Au Gabon, nous assistons de plus en plus à une recrudescence des violences conjugales. Selon les chiffres du ministère des Affaires sociales, 89,9% des femmes ont été victimes de ces violences à un moment dans leur vie. Toutefois, la décision de quitter le foyer ou de dénoncer son conjoint est souvent la plus difficile à prendre pour elles, à cause des considérations morales qui régissent la société.
Les mœurs peuvent être définies comme un ensemble de comportements propres à un groupe humain ou à un individu et considérés dans leurs rapports avec une morale collective, des règles de vie et un modèle de conduite imposé par une société à ses membres. Ces modèles de conduites interviennent dans la chaîne d’éducation des jeunes filles, leur indiquant qu’une femme devrait supporter un certain nombre de choses, y compris les violences, au motif qu’elles sont les garantes de la stabilité de leur couple.
Interrogée sur la question, la doctorante en psychogénéalogie et fondatrice de l’ONG Fille, Femme et Fière, Irina Paceli Koumba, nous a livré ses impressions. « L’interprétation de la culture gabonaise, comme beaucoup d’autres en Afrique, est fortement patriarcale. L’homme est souvent perçu comme le chef de famille et le principal décideur, ce qui peut conduire à une justification des violences comme un moyen de contrôle sur les femmes », a-t-elle déclaré.
Elle renchérit en expliquant que la tradition contraint les femmes à se soumettre à leurs conjoints ou maris, « certaines pratiques traditionnelles considèrent la soumission des femmes comme une vertu. Par exemple, l’idée qu’une femme doit toujours obéir à son mari peut légitimer la violence conjugale comme une correction « acceptable ».
Irina Paceli Koumba parle également de pression sociale et familiale, en indiquant que les familles mettent la stabilité du foyer à tout prix. « Lorsqu’une femme subit des violences, elle est souvent dissuadée d’en parler ou de porter plainte par sa propre famille ou la communauté, qui privilégie la préservation du foyer et de l’honneur familial ».
La psychogénéalogiste déclare enfin que le poids de la religion et des rites dans certaines communautés entretiennent l’idée que la femme doit garder le silence absolument. « Certaines croyances et rites perpétuent l’idée que les femmes doivent être disciplinées pour rester à leur place et empêchent les femmes de s’exprimer et de dénoncer », a-t-elle expliqué.

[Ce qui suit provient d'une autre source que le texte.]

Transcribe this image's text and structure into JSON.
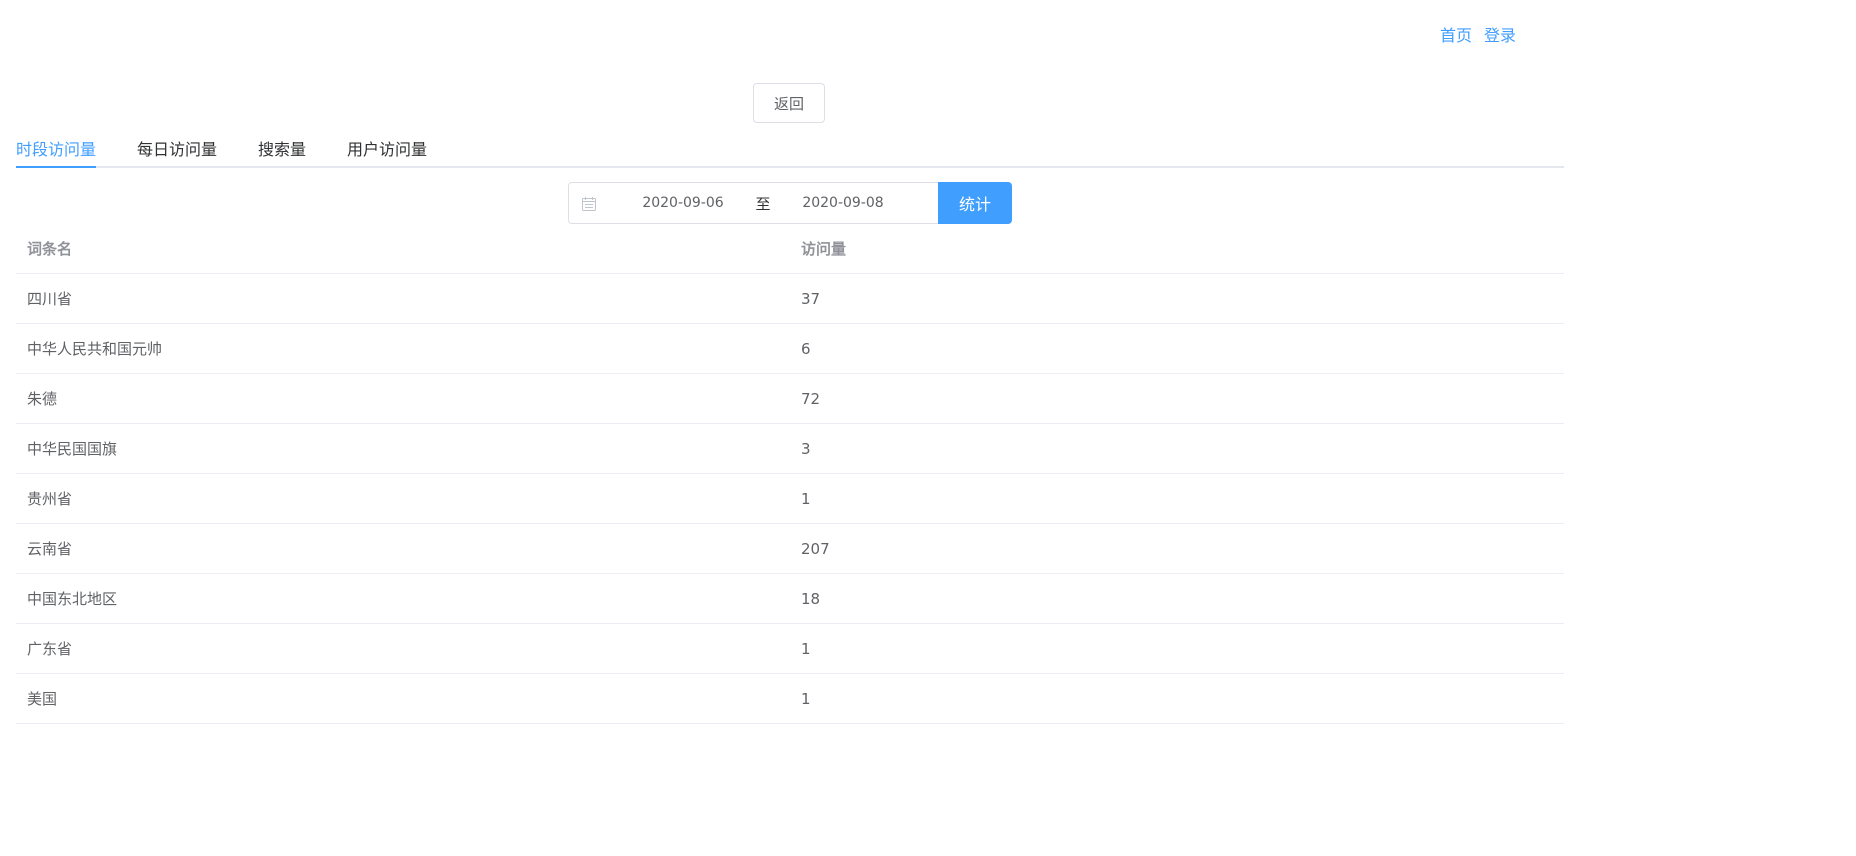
{
  "nav": {
    "home": "首页",
    "login": "登录"
  },
  "back_button": "返回",
  "tabs": [
    {
      "label": "时段访问量",
      "active": true
    },
    {
      "label": "每日访问量",
      "active": false
    },
    {
      "label": "搜索量",
      "active": false
    },
    {
      "label": "用户访问量",
      "active": false
    }
  ],
  "date_range": {
    "start": "2020-09-06",
    "separator": "至",
    "end": "2020-09-08"
  },
  "stat_button": "统计",
  "table": {
    "columns": [
      "词条名",
      "访问量"
    ],
    "rows": [
      {
        "name": "四川省",
        "count": "37"
      },
      {
        "name": "中华人民共和国元帅",
        "count": "6"
      },
      {
        "name": "朱德",
        "count": "72"
      },
      {
        "name": "中华民国国旗",
        "count": "3"
      },
      {
        "name": "贵州省",
        "count": "1"
      },
      {
        "name": "云南省",
        "count": "207"
      },
      {
        "name": "中国东北地区",
        "count": "18"
      },
      {
        "name": "广东省",
        "count": "1"
      },
      {
        "name": "美国",
        "count": "1"
      }
    ]
  },
  "colors": {
    "accent": "#409eff",
    "text": "#606266",
    "header_text": "#909399",
    "border": "#ebeef5"
  }
}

Toutes ces raisons démontrent que les violences conjugales dans certains cas sont justifiées et entretenues par le poids des systèmes de pensées et de valeurs, qui favorisent la non-dénonciation de ces dernières en mettant les femmes dans une case dans laquelle elles ne devraient pas sortir. Toutefois, des initiatives sont prises par des ONG, associations et même par les autorités, dans l’optique d’éduquer les populations quant à la nécessité de dénoncer toutes formes de violences conjugales et se défaire de ces considérations qui freinent l’émancipation de la femme dans son ensemble.